Cross the river, head north, and turn left onto Taş Mescit Street. The road will take you to the oldest and most precious monument you’ll see in Çankırı. Taş Mescit was commissioned in 1235 by the Seljuk Sultan Alaeddin Keykubad. The original was built as part of a complex of structures financed, among others, by the city’s governor Cemalettin Feruh. As with all Seljuk buildings, the most striking element of the exterior decoration is the portal adorned with elegant carvings, reached by a double staircase; however, in the triangular space beneath the stairs there is an unusual carving depicting intertwined snakes. This figure, a symbol of medicine, likely originated from the hospital; the serpent coiled around a cup, accepted as the symbol of pharmacy, can be seen in the museum. The building later became a dervish lodge. Today, following restoration, it is planned to serve as a Hadith Research Center within Çankırı Karatekin University. Those with enough energy should head north toward the banks of the Tatlıçay and climb up to the remains of Çankırı Castle. Another option is to return to the city center and find the Great Mosque, also known as the Sultan Süleyman Mosque. It was built in 1558 during the reign of Süleyman the Magnificent by Sadık Kalfa, who worked with Mimar Sinan. Right next to it stands the very beautiful Çivitçioğlu Madrasa, built in 1754, which today hosts the municipality’s traditional arts courses.
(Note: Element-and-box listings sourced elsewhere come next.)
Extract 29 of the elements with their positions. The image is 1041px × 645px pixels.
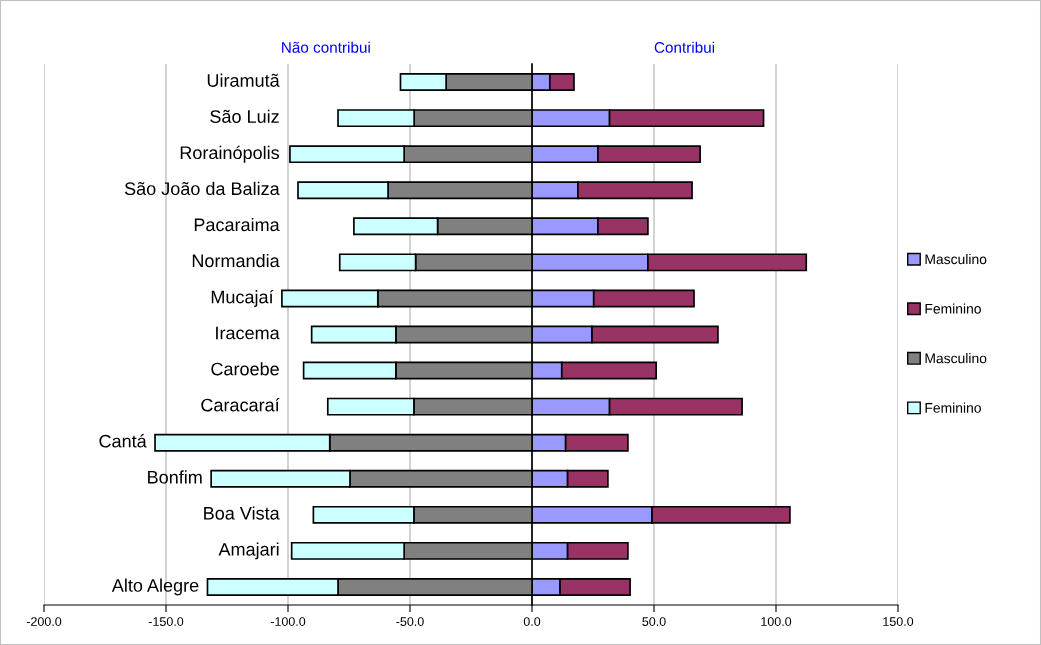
y-tick-label: Caracaraí (201, 398, 280, 412)
legend-label: Feminino (925, 402, 981, 413)
x-tick-label: -50.0 (396, 617, 424, 626)
legend-label: Masculino (925, 353, 987, 364)
x-tick-label: 50.0 (642, 617, 666, 626)
y-tick-label: Alto Alegre (111, 578, 199, 596)
y-tick-label: Rorainópolis (180, 145, 280, 163)
legend-label: Masculino (925, 253, 987, 265)
x-tick-label: -150.0 (148, 617, 184, 626)
y-tick-label: Normandia (192, 253, 280, 268)
y-tick-label: São João da Baliza (124, 181, 280, 196)
y-tick-label: Pacaraima (194, 217, 280, 232)
y-tick-label: Caroebe (211, 362, 279, 376)
legend-label: Feminino (925, 303, 981, 314)
y-tick-label: São Luiz (210, 109, 279, 123)
x-tick-label: -200.0 (26, 617, 62, 626)
text: Não contribui (282, 41, 370, 53)
y-tick-label: Uiramutã (207, 73, 280, 87)
y-tick-label: Amajari (218, 542, 279, 560)
x-tick-label: 0.0 (523, 617, 541, 626)
y-tick-label: Cantá (99, 434, 147, 448)
x-tick-label: -100.0 (270, 617, 306, 626)
y-tick-label: Boa Vista (204, 506, 280, 520)
y-tick-label: Bonfim (148, 470, 202, 484)
text: Contribui (654, 41, 715, 53)
x-tick-label: 150.0 (883, 617, 914, 626)
x-tick-label: 100.0 (761, 617, 792, 626)
y-tick-label: Mucajaí (211, 289, 274, 307)
y-tick-label: Iracema (216, 326, 280, 340)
As you tour the area, you will likely come across the concrete-faced wooden clock tower, probably built in 1886. The tower was erected to mark the 25th anniversary of Sultan Abdülhamid II’s accession in 1901. Buğdaypazarı Madrasa stretches along one side of the courtyard in front of Buğdaypazarı Mosque—an arcade-lined, exquisitely elegant building.  Just below the Great Mosque, as you descend past the İmaret Madrasa, you may encounter an unusual restoration project: the laundry house built in 1885 and used until 1980. It is known as the largest laundry under a single roof.

Turkey’s Largest Rock Salt Reserve

When you come to Çankırı, someone will surely mention the “Salt Cave.” To reach the cave by your own vehicle, you need to head east of the city, covering a pleasant 20-kilometer route through the countryside. When you arrive, you will be faced with one of the largest fissures on the planet. This is Turkey’s largest rock salt reserve and is thought to be old enough to have been used even by the Hittites. Thirty-six Early Bronze Age settlements and necropolis areas have been identified around the salt cave, 26 of which are registered. From the Hittites to the present, wide galleries have remained from the pillar system used to extract salt from the beds. With its high potential in terms of alternative tourism, the salt cave is aimed to be introduced to global health tourism. Just being here is captivating enough. The interior temperature is fixed at 15 degrees. One section is set aside as a small exhibition hall displaying works created by students of the city’s fine arts high school using salt rocks, an old carriage that once belonged to the mine’s owner, and the railway line that used to carry salt to the mine entrance. There is also a more curious object tasked with recalling the past: a donkey believed to have fallen into a well about 250 years ago and to have undergone a natural mummification process. Recently, a wild rabbit was placed in a box and set beside it to accompany it.